Indian Mound Wall (Guest Post by Bruce Danielson)

The Indian Mound Wall being discussed is a little known and never discussed art piece in Sioux Falls. For those who do not know the area or significance, the burial mound in Sherman Park is the stable hill between the Zoo and Minnehaha Country Club between the Sioux Fiver and Kiwanis Avenue. West 18th Street changes to Indian Mound Drive heading toward the river and the country clubs. The mound is actually what we now call a cemetery from ancient times.

The north face of the mound was trimmed in quartzite block for many years before Porter Williams and others received permission to build the 160’ stack stone wall with stone pictographs of the sacred buffalo hunt. This wall honors the heritage of the original occupiers of the place we call South Dakota and Sioux Falls.

The side of the mound is hard, undisturbed, stable earth. The mound’s north face has not been harmed or weakened by this wall or its construction. The art was placed feet from the face of the original mound with a fill of quartzite between the art and dirt on top of a 6’ deep by 4’ wide trench of quartzite fill to create a frost footing. How do I know this? I was there for a great deal of the construction.

Stack Stone walls and buildings are based on ancient methods of mortar-less construction or in other words, no concrete to fill the gaps. There are walls and building around the world dating back thousands of years still standing. I have personally been to many, years ago. I have been in the Gallarus Oratory My cousins live within feet of this building, helping maintain the structure and the tall stack stone walls surrounding it. The Greeks also built beautiful buildings and walls which still stand without the use of mortar. Every civilization on earth has used this method for centuries.

The parks department plan is for an ugly monster block wall. While monster or keystone block have a purpose, often it is a temporary solution. The effect in the end is an ugly concrete wall. Of course they now are willing to dye it dark to hide the normal gray color. Wow, that sounds permanent, thanks? Do you know there is actually no reason to even have a retaining wall on the spot?

Think about this, there never was a retaining wall there before the road went in. The original wall of quartzite stone was put in for art’s sake and the Sacred Buffalo Wall was put in front of mound also for art’s sake. Is the plan for a monster block project only a make work project?

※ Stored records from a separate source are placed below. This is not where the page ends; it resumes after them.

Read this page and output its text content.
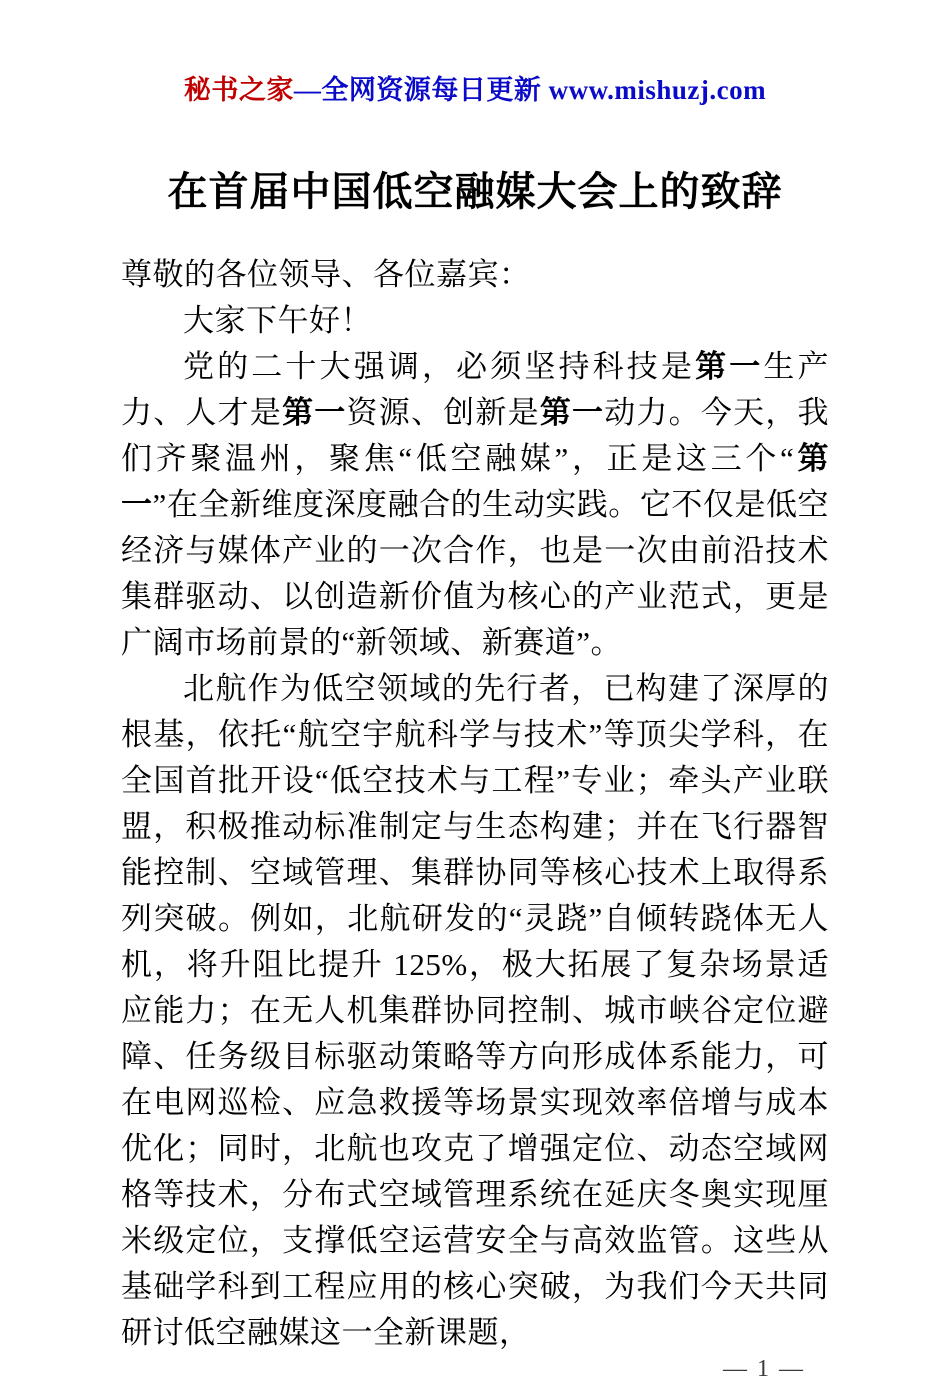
秘书之家—全网资源每日更新 www.mishuzj.com
在首届中国低空融媒大会上的致辞

尊敬的各位领导、各位嘉宾：

大家下午好！

党的二十大强调，必须坚持科技是第一生产力、人才是第一资源、创新是第一动力。今天，我们齐聚温州，聚焦“低空融媒”，正是这三个“第一”在全新维度深度融合的生动实践。它不仅是低空经济与媒体产业的一次合作，也是一次由前沿技术集群驱动、以创造新价值为核心的产业范式，更是广阔市场前景的“新领域、新赛道”。

北航作为低空领域的先行者，已构建了深厚的根基，依托“航空宇航科学与技术”等顶尖学科，在全国首批开设“低空技术与工程”专业；牵头产业联盟，积极推动标准制定与生态构建；并在飞行器智能控制、空域管理、集群协同等核心技术上取得系列突破。例如，北航研发的“灵跷”自倾转跷体无人机，将升阻比提升 125%，极大拓展了复杂场景适应能力；在无人机集群协同控制、城市峡谷定位避障、任务级目标驱动策略等方向形成体系能力，可在电网巡检、应急救援等场景实现效率倍增与成本优化；同时，北航也攻克了增强定位、动态空域网格等技术，分布式空域管理系统在延庆冬奥实现厘米级定位，支撑低空运营安全与高效监管。这些从基础学科到工程应用的核心突破，为我们今天共同研讨低空融媒这一全新课题，

— 1 —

The parks director has never made maintaining or protecting this wall since arrival in Sioux Falls a priority. Is the director now in a position to destroy all vestiges of it?

Nothing has been done since it was built to keep people off the wall. Why did the park department never stop people from using it as a climbing wall? The police have been called on many occasions to stop others from being on it, dislodging stones to throw from it? I know these incidents because I personally called to report them. Could the climbers have accidently dislodged the stone to cause failure?

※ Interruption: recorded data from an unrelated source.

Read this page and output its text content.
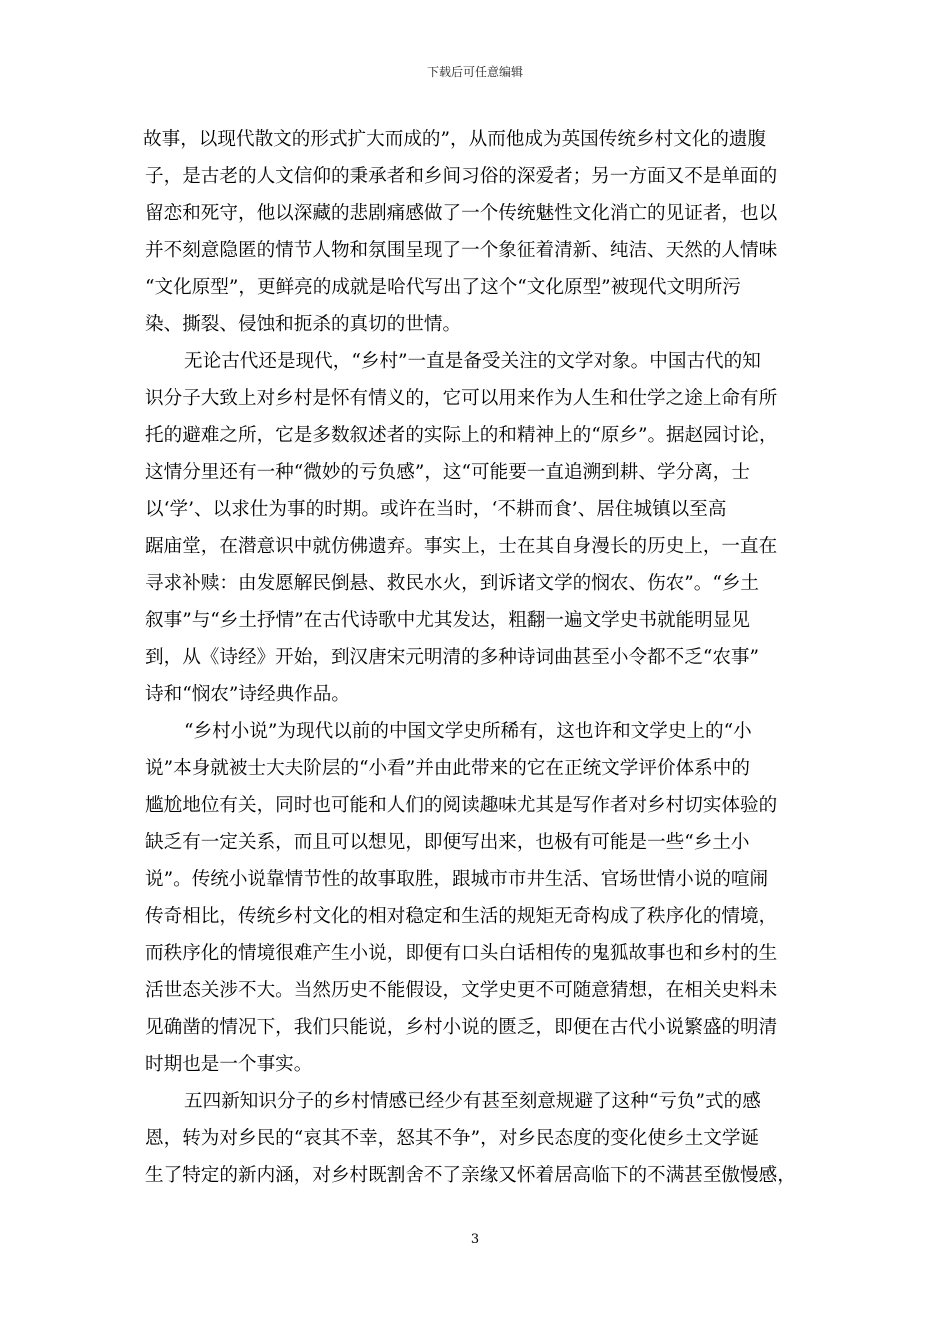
下载后可任意编辑
故事，以现代散文的形式扩大而成的”，从而他成为英国传统乡村文化的遗腹
子，是古老的人文信仰的秉承者和乡间习俗的深爱者；另一方面又不是单面的
留恋和死守，他以深藏的悲剧痛感做了一个传统魅性文化消亡的见证者，也以
并不刻意隐匿的情节人物和氛围呈现了一个象征着清新、纯洁、天然的人情味
“文化原型”，更鲜亮的成就是哈代写出了这个“文化原型”被现代文明所污
染、撕裂、侵蚀和扼杀的真切的世情。
无论古代还是现代，“乡村”一直是备受关注的文学对象。中国古代的知
识分子大致上对乡村是怀有情义的，它可以用来作为人生和仕学之途上命有所
托的避难之所，它是多数叙述者的实际上的和精神上的“原乡”。据赵园讨论，
这情分里还有一种“微妙的亏负感”，这“可能要一直追溯到耕、学分离，士
以‘学’、以求仕为事的时期。或许在当时，‘不耕而食’、居住城镇以至高
踞庙堂，在潜意识中就仿佛遗弃。事实上，士在其自身漫长的历史上，一直在
寻求补赎：由发愿解民倒悬、救民水火，到诉诸文学的悯农、伤农”。“乡土
叙事”与“乡土抒情”在古代诗歌中尤其发达，粗翻一遍文学史书就能明显见
到，从《诗经》开始，到汉唐宋元明清的多种诗词曲甚至小令都不乏“农事”
诗和“悯农”诗经典作品。
“乡村小说”为现代以前的中国文学史所稀有，这也许和文学史上的“小
说”本身就被士大夫阶层的“小看”并由此带来的它在正统文学评价体系中的
尴尬地位有关，同时也可能和人们的阅读趣味尤其是写作者对乡村切实体验的
缺乏有一定关系，而且可以想见，即便写出来，也极有可能是一些“乡土小
说”。传统小说靠情节性的故事取胜，跟城市市井生活、官场世情小说的喧闹
传奇相比，传统乡村文化的相对稳定和生活的规矩无奇构成了秩序化的情境，
而秩序化的情境很难产生小说，即便有口头白话相传的鬼狐故事也和乡村的生
活世态关涉不大。当然历史不能假设，文学史更不可随意猜想，在相关史料未
见确凿的情况下，我们只能说，乡村小说的匮乏，即便在古代小说繁盛的明清
时期也是一个事实。
五四新知识分子的乡村情感已经少有甚至刻意规避了这种“亏负”式的感
恩，转为对乡民的“哀其不幸，怒其不争”，对乡民态度的变化使乡土文学诞
生了特定的新内涵，对乡村既割舍不了亲缘又怀着居高临下的不满甚至傲慢感，
3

Why did the parks department NEVER do anything to protect it? Why has there never been a structured yearly program to verify wall stability? This reminds me of the mosaic flood wall downtown. The past mayor wanted the flood wall gone, so no basic care was taken to protect it. The answer to the disintegrating mosaic wall was simple, remove it. The community fought back and saved the mosaic (and the downtown from future flooding).

Why does it appear the “engineers” from two different companies wrote reports and contracts to do what the parks department wanted done? Why are contracts and consultant reports purchased by the parks department with what appears to be predetermined results? Was this another one of those projects? It doesn’t look any different from what we have learned from the department’s past history.

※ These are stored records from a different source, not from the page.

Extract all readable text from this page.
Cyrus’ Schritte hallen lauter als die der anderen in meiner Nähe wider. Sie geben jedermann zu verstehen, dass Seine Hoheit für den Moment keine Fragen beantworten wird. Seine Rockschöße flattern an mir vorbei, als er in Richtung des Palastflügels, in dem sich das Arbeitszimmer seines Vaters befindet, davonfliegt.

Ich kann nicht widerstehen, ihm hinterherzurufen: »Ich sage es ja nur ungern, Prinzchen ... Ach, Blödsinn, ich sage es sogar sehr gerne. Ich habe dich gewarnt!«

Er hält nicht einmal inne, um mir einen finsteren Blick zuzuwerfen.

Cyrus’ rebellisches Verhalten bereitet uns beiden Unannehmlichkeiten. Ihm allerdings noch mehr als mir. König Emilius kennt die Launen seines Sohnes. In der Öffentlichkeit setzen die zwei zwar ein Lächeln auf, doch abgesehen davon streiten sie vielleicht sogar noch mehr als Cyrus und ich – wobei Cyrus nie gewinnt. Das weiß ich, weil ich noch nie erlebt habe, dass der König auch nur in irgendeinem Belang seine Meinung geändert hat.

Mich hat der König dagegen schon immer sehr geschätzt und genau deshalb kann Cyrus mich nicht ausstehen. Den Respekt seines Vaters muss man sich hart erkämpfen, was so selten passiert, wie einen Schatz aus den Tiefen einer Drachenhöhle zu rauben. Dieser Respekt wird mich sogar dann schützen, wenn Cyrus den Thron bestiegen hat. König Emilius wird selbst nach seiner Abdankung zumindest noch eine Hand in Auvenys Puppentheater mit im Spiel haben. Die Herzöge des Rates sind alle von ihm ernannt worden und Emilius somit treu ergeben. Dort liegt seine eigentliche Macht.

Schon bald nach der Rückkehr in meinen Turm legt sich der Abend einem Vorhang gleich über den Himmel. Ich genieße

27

The consultants wrote a report to tear this wall down so they could build something they understand. Watch the meeting: Listen for the consultant to tell us he does not understand how these walls are built or survive. It is not conventional in this part of the world today, so we must destroy it.

The plan as presented so far is not for cladding the monster block wall with any of the original stone. In fact, cladding would be the most expense answer. Cladding would require an unnecessary wall to be built behind the stack stone. There has been talk of using mortar to lock the stack stone, the mortar would break down over time and cause a bigger mess.

One option is to have someone paint an image on the monster block. Oh boy this could be good, in a few years as the paint falls off the concrete block, the city will be “forced” blast the remnants off or spray paint it to cover it. Gosh, maybe we can have a yearly art exhibit something like the Jesus plows?

Another option being discussed is having insert boxes ready to place new reliefs or an image. It is still an ugly concrete monster block wall with maybe some part of the original art. The ability to have special monster block insert boxes large enough for the current stone images would be interesting to watch come together.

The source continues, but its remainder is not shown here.